Posted July 8, 2012
The spin begins with the announcement that since January 2011 the city’s impetus is to resolve the many legal issues through mediation to avoid lengthy and costly court resolution.
If only it were true.
The story in the papers said that mediation was agreed by the group of Guelph developers who had sued the city for jacking up development fees by as much as 100 per cent. Their claim was $2 million. That mediation started July 7.
City solicitor Donna Jaques stated that the mediation process has been successful claiming there was, “a renewed commitment to working with our stakeholders … and doing business better.“ She added that trials result in acrimony and mediation reduces this.
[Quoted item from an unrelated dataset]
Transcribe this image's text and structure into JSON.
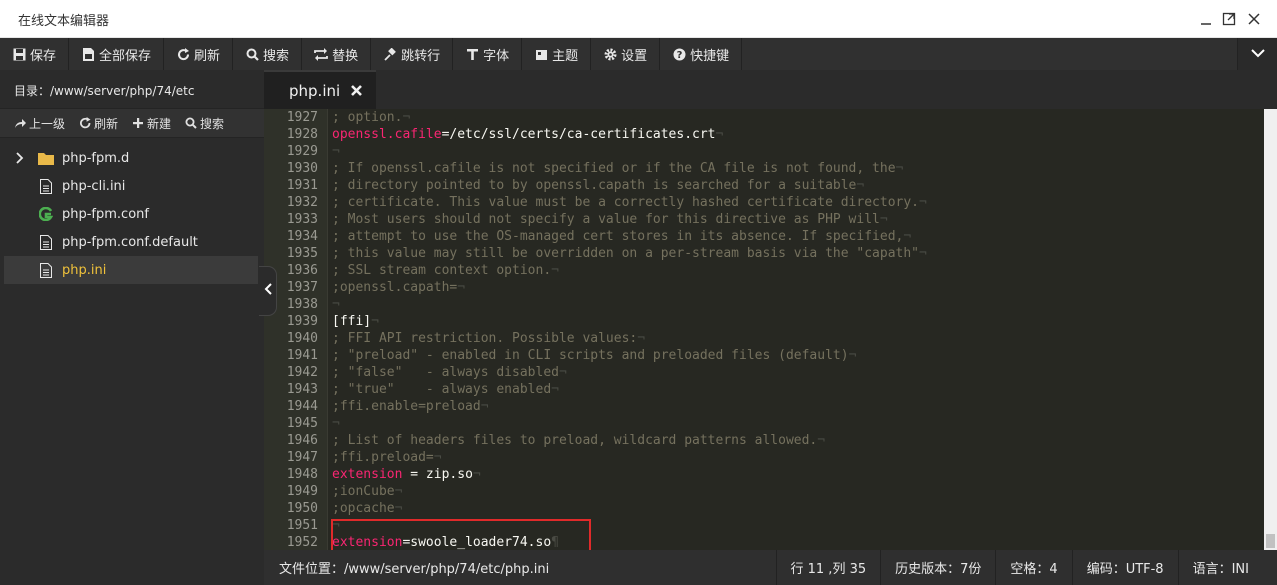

The score quoted in the news release failed to include the costs to taxpayers of the alleged successful mediation of disputes in some specified instances. Only that agreement was reached.
One of the disputes settled by mediation cost some $233,000 in legal fees including possibly the cost of the mediator. It was a lawsuit concerning ownership of medals launched in 2008 by the heirs of the World War I hero, Lt.Col. John McRae. The suit was settled in February 2012. The issue was resolved with an acknowledgement recognizing the donation of the McRae medals by the relatives and a small plaque set up at the city-operated McRae House.
Revealing the McRae settlement costs had to be an accident.
If that is an example of resolving a minor legal problem, what can citizens expect the legal costs between the new City Hall contractor, who was fired and the city administration? This is no small legal matter to which an unknown amount of money has been spent already. But the citizens are rarely informed of the costs of legal action.
This dispute involves a $19 million lawsuit by the company and a countersuit by the city of some $5 million. The city has already spent money to settle subcontractor liens against its own headquarters.
This has been one of the most litigious administrations in the history of our city. The former Chief Administration Officer, Hans Loewig, fired the contractor. Two months ago council approved a staff recommendation to settle the matter by mediation.
City solicitor and her associate, Scott Worsfold, paint a picture of peace in the legal valley. It ain’t necessarily so.
The public paying the operations of the city have a right to know when lawsuits are presented, the chief reasons for the suit and terms of the settlement … good or bad.
The administration’s policy of keeping the taxpayers in the dark is another example of mushroom politics.
Question: Why does the city get into so many litigious situations in the first place?